Berempat.com

Keriuhan kembali terjadi di Bandara Fatmawati, Bengkulu. Pasca insiden penurunan 3 ton durian dari bagasi pesawat Sriwijaya Air beberapa hari lalu, kini Pesawat Lion Air JT-633 menghantam tiang di titik koordinat VVIP Bandara Fatmawati Bengkulu Rabu (7/11) pukul 19.00 WIB..

Seorang saksi, Romidi Karnavan yang hendak naik penerbangan Batik Air membenarkan hal ini. Ia mengaku pesawat Batik yang ia tumpangi tak diizinkan dulu ke landasan pacu lantaran kejadian tersebut.

Mengetahui adanya insiden ini, para penumpang pesawat Batik Air termasuk Romidi turun untuk melihat kondisi pesawat Lion Air. Akibat insiden ini, penerbangan Batik Air tertunda sekitar 20 menit.

“Penumpang batik turun, maka terlihatlah Lion Air berada di bagian depan pesawat Batik kami. Terlihat sayap kiri pesawat Lion robek, (karena) menabrak tiang di bandara,” kata Romidi.

Pesawat Boeing 737-900ER dengan registrasi registrasi PK-LGY ini mengangkut 7 orang kru dan 143 penumpang.

Pesawat tersebut seharusnya lepas landas pada pukul 18.20 WIB dari Bengkulu dan kemudian dibatalkan keberangkatannya.

Danang Mandala Prihantoro, Corporate Communication Strategic Lion Air menyatakan, insiden terjadi ketika pesawat bergerak dari apron menuju landas pacu (runway).

Ujung sayap pesawat kemudian menyenggol tiang lampu koordinat landas parkir (apron) bandar udara, hingga rusak.

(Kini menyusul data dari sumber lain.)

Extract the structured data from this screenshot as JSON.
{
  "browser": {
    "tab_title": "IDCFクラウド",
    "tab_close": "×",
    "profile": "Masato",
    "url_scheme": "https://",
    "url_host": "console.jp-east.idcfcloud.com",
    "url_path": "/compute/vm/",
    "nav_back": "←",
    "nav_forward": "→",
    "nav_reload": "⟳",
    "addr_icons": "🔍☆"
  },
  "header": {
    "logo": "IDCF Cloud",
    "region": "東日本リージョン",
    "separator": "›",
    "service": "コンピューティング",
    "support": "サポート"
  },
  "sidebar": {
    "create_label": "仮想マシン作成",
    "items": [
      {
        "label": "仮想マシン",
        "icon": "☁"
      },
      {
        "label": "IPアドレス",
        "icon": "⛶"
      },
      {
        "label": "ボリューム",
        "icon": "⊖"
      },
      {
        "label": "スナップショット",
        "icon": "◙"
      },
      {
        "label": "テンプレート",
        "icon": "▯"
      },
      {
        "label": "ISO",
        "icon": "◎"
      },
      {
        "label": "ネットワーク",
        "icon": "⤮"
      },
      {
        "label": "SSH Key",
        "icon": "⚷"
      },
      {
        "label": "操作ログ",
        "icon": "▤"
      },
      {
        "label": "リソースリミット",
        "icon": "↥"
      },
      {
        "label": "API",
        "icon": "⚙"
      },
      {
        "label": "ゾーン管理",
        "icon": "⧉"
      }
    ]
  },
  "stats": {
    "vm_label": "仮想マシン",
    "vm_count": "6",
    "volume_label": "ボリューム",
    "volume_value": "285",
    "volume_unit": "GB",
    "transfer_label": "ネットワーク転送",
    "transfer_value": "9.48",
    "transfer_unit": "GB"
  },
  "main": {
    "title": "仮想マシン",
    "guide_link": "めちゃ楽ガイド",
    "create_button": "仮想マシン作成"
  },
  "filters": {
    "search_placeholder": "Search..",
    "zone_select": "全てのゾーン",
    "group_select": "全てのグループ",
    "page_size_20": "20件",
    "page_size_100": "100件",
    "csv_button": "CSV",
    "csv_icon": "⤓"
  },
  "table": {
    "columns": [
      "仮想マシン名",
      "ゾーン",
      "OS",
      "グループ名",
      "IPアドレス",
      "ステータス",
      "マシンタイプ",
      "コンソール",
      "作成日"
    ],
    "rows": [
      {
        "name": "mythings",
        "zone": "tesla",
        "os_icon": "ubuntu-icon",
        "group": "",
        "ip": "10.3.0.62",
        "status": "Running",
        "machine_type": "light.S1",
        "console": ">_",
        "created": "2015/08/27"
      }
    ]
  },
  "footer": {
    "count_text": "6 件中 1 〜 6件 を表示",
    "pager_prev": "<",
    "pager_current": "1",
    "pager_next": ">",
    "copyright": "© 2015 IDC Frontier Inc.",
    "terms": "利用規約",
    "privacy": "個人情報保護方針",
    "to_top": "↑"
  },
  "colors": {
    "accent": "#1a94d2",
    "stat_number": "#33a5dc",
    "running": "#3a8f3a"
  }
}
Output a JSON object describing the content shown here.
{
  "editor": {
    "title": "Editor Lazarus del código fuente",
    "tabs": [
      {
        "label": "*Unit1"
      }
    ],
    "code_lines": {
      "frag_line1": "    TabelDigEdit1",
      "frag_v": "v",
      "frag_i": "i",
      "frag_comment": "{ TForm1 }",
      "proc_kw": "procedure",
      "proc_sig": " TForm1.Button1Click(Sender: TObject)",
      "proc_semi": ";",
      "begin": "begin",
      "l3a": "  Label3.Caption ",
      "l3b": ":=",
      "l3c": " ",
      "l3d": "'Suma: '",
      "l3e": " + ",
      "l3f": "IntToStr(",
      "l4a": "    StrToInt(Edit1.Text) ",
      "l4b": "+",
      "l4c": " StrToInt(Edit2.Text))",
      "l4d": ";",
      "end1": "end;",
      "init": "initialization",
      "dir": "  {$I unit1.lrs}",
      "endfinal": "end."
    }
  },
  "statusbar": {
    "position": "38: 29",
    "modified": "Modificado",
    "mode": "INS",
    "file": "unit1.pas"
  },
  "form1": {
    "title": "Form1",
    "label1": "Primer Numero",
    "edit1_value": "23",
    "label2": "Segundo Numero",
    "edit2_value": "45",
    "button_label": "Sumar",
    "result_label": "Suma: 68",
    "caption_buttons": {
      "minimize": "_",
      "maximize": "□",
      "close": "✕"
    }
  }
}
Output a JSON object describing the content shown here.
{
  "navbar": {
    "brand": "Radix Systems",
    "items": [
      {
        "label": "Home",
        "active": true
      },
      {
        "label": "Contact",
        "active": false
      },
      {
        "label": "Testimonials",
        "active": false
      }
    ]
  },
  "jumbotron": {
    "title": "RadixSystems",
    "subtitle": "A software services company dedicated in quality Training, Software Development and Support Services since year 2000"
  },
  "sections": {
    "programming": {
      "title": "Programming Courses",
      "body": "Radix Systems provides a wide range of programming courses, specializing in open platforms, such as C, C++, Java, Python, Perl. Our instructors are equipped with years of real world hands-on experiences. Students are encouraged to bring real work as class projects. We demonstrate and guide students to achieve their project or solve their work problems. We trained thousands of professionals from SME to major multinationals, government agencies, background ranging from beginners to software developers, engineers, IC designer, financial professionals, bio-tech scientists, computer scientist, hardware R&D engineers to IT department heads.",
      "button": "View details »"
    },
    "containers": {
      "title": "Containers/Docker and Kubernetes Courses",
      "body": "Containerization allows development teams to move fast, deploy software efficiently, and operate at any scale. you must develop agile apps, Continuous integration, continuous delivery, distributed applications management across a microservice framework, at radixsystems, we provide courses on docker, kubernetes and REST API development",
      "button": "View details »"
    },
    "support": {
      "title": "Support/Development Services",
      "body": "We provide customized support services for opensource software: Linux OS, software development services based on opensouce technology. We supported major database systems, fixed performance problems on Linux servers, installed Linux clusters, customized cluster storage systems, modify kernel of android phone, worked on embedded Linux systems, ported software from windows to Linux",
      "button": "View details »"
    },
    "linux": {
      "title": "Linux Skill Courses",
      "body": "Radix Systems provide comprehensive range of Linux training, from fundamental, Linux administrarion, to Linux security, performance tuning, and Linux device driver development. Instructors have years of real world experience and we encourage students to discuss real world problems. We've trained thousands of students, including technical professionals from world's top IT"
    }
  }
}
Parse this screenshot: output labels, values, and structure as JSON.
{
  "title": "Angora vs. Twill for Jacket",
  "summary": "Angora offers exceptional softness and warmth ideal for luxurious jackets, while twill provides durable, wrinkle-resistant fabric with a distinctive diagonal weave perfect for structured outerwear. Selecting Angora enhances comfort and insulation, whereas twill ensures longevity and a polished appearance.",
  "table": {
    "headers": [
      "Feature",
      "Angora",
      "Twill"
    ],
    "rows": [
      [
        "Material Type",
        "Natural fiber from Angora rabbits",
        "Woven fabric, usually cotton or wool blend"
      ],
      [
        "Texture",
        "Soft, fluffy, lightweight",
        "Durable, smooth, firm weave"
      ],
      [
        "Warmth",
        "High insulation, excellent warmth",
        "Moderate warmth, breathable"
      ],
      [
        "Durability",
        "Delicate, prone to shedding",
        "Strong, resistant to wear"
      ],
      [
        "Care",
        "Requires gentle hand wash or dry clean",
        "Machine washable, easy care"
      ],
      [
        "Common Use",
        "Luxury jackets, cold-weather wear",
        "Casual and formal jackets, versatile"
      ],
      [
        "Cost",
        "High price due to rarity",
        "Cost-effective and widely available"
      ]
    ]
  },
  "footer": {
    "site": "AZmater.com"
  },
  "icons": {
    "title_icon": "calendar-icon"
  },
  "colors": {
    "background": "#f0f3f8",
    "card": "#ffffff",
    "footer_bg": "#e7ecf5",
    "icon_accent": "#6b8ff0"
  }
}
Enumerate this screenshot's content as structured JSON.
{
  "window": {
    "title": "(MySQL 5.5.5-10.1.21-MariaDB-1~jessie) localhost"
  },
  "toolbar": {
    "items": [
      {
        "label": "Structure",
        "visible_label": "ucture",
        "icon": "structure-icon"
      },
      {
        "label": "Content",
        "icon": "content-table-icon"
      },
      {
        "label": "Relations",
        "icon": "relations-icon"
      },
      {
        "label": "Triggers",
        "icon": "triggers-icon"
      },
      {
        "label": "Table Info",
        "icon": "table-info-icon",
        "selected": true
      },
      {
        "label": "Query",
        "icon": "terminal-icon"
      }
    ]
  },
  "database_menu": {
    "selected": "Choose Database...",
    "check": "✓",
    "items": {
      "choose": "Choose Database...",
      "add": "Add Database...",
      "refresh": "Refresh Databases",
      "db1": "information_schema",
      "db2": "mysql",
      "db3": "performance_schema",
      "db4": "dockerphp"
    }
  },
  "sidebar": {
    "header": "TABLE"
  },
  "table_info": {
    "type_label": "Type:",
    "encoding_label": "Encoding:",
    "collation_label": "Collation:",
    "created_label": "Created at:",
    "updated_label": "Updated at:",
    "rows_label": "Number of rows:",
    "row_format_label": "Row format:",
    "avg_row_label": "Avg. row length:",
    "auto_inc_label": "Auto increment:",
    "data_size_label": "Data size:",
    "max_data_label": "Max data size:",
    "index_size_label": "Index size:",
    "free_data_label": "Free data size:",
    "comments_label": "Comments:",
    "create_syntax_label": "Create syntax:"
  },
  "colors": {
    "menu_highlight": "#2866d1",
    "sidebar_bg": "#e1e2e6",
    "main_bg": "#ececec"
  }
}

“Pesawat digerakkan oleh pilot dengan panduan dan petunjuk serta tanda yang diberikan oleh petugas Aircraft Movement Control (AMC). Petugas AMC tersebut merupakan personel dari pengelola bandar udara dan sedang diperiksa oleh pihak terkait,” ujar Danang Mandala Prihantoro dalam keterangan tertulisnya, Kamis (8/11).

Sebanyak 7 orang kru pesawat dan 143 penumpang pesawat Lion Air JT-633 PK-LGY telah diberangkatkan dengan menggunakan pesawat registrasi PK-LHM serta kru yang berbeda.

Pesawat pengganti terbang pukul 22.48 WIB dari Bengkulu dan telah mendarat di Bandara Soekarno-Hatta, Tangerang sekitar pukul 23.50 WIB, Rabu (07/11).